Juan Bravo Castillo
Hace tiempo que esperaba el momento propicio para abordar este delicado tema que te sale al paso a cada instante, nada más pisar la calle y, a menudo, sin pisarla. Me refiero, claro está, a la violencia, la agresividad, la ferocidad, la grosería y la barbarie que se respira un poco —o un mucho— por doquier, y que son consecuencia directa de la mala educación, la frustración o incluso del vicio desmedido del alcohol y las drogas que impregna nuestra sociedad.
La mala sangre es algo que, según oímos decir, se lleva, e incluso que, a menudo, se hereda; razonamiento con el que no habría estado de acuerdo Rousseau, quien, como bien saben, sostenía sin ambages que el hombre nace bueno, y es la sociedad quien lo corrompe. Juicio que chocaba de plano con el dogma cristiano, según el cual venimos al mundo con el estigma del pecado, del que únicamente nos libera el agua bautismal. Dejando a un lado el determinismo y, especialmente, los espectaculares avances de la genética, a mí, al menos, siempre me pareció más atractiva y apasionante la tesis rusoniana, por más que conlleve preservar al niño al máximo de la nefasta influencia del entorno en que vive. Esa preservación, cuyos riesgos tan admirablemente abordan el propio Rousseau en Emilio y, un siglo antes, Calderón en La vida es sueño, hace años que quedó seriamente cuestionada por los avances científicos, que permiten ver claramente hoy que no todos los seres humanos nacen igualmente provistos.
Ahora bien, por evidente que resulte dicha tautología, lo que sí parece innegable es la influencia del entorno en que vivimos, y ahí entramos de lleno en el problema de la violencia. La convivencia familiar es fundamental, y no menos las amistades; pero ¿qué decir de la influencia perniciosa y dañina de los programas televisivos, que o bien atontan y adormecen, o bien embrutecen a niños y adolescentes, y también a muchos adultos, adictos a lo telebasura y, particularmente, a los telefilms norteamericanos —desbordantes de violencia, armas de fuego de todo tipo, peleas, golpes y mandobles, cadáveres por decenas, y, en los que los cigarrillos y cigarros puros de antaño han sido reemplazados por pistolas automáticas, metralletas y todo tipo de artilugios para matar—, una fuente que deja, sin duda, pingües emolumentos a la “industria” de Hollywood que, unida a la de las armas, que el padrecito Trump se ha propuesto vendernos, a toda costa, a los europeos, constituye un caldo de cultivo sin igual para que unos cuantos desaprensivos sin escrúpulos se forren.

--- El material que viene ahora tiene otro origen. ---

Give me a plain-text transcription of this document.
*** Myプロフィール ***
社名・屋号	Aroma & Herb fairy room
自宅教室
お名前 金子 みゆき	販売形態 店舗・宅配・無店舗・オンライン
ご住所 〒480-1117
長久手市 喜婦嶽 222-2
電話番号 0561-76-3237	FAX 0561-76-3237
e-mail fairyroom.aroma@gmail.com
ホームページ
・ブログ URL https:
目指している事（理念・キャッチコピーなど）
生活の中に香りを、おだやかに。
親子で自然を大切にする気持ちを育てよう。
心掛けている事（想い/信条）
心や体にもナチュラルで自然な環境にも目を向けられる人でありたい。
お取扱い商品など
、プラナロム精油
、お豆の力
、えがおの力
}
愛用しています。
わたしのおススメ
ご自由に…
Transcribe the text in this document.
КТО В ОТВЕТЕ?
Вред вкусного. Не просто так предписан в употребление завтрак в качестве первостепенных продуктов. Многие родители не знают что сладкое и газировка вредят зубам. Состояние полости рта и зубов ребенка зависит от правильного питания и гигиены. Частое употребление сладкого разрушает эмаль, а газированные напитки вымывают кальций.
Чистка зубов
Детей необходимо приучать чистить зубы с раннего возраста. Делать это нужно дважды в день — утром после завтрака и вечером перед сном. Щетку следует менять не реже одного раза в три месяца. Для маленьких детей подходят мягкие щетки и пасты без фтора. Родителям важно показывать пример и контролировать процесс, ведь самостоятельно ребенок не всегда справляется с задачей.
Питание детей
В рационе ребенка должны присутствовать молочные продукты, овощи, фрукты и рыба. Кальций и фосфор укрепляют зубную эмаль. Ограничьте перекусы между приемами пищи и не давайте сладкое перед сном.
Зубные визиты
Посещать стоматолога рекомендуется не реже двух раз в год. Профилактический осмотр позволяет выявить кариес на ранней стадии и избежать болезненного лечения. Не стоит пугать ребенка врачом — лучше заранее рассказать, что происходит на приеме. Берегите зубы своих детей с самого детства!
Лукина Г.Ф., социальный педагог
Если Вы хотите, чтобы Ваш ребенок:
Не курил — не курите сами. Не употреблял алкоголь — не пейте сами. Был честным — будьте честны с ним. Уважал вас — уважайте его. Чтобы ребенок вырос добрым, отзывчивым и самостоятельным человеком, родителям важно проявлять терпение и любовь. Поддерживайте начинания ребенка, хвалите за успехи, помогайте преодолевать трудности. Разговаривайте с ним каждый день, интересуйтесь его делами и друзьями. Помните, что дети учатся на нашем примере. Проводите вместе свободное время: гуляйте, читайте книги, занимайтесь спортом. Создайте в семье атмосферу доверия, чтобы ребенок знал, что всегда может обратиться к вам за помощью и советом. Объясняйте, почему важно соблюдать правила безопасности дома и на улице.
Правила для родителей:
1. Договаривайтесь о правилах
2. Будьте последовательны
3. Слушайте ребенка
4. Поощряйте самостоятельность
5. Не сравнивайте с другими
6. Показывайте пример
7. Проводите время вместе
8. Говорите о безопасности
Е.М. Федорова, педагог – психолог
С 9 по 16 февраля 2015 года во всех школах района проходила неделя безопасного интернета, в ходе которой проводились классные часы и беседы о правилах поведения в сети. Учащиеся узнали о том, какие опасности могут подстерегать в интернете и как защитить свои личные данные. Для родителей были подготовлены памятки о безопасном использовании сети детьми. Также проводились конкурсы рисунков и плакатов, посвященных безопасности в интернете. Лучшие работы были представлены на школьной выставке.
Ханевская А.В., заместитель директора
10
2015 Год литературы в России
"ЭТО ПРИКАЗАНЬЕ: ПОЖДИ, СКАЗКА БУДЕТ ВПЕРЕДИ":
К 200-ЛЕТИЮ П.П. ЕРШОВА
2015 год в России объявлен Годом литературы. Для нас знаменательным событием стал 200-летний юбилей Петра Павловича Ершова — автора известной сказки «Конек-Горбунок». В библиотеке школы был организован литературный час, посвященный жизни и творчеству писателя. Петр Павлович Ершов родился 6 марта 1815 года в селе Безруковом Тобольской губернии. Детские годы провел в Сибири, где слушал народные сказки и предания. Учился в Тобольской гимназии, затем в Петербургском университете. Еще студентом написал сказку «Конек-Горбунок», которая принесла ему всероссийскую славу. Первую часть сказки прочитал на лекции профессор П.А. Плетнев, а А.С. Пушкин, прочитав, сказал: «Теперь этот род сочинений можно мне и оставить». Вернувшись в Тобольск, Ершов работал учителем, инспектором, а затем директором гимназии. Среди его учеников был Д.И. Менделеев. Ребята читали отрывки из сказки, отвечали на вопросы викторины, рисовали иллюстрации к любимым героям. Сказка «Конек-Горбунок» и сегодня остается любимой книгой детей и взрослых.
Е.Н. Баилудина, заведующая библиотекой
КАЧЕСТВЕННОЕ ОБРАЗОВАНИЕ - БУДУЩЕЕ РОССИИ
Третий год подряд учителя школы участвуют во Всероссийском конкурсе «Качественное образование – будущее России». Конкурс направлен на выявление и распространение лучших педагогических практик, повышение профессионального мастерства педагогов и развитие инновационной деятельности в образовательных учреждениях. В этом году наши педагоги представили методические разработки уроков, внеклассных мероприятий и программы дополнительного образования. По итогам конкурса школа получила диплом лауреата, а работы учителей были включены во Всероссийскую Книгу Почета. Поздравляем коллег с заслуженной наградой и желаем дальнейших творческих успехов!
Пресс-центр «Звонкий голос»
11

El poderío yanqui es tan brutal en ese aspecto, como en tantos otros, que a uno no puede menos de extrañarle el silencio ominoso que impera en torno a tan lamentable tema, por no hablar de la falta de denuncias por parte de psicólogos, psiquiatras y próbidos gobernantes. Fumamos con toda la inocencia y el deleite desde nuestra más tierna adolescencia (¡aquellos cigarrillos consumidos con deleite sin igual!; el deleite de lo prohibido, que tanto nos recordaba la voluptuosa frase de aquellas sublimes duquesas milanesas que, poniendo sus dulces labios sobre el bombonchelo calado en anisete, decían, impúdicas: ¡Lástima que no sea pecado!); fumamos como turcos hasta que los norteamericanos dijeron basta. Sin embargo, nada más concluir la comedia, empezó el drama: aquellos films deliciosos de Capra fueron sustituidos por los de Tarantino y compañía, donde moría hasta el gato.
Y así siguen, en medio de una degradación vergonzante, que da origen a continuos psicópatas imitadores que, un día sí y otro también, descargan sus frustraciones y neurastenias sobre sus antiguos compañeros de clase y profesores, penetrando furtivamente en colegios y campos universitarios, provocando el pánico por donde pasan y sembrando las aulas de cadáveres. Hay gobernantes que pretenden acabar con dicha plaga de la única forma que se podría hacer, o sea, prohibiendo la venta de armas, pero una y otra vez se topan con los señores de la Asociación del Rifle y con los que se lucran fabricando y vendiendo fusiles, pistolas y metralletas.
Y se produce así la paradoja de que, en tanto se consagra la repugnante violencia, sin arte alguno, en miles y miles de telefilms que campan por los hogares de todo el mundo (imagino que de saldo y en serie), en España, desde hace años, vienen pagando el pato los aficionados a las corridas de toros (espectáculo noble y perfectamente regulado, del que viven cientos de familias), y el boxeo, considerado un deporte tercermundista, cuando lo inventaron los lores ingleses para dirimir sus diferencias, y en el que la reglamentación es más que severa. Lamentable.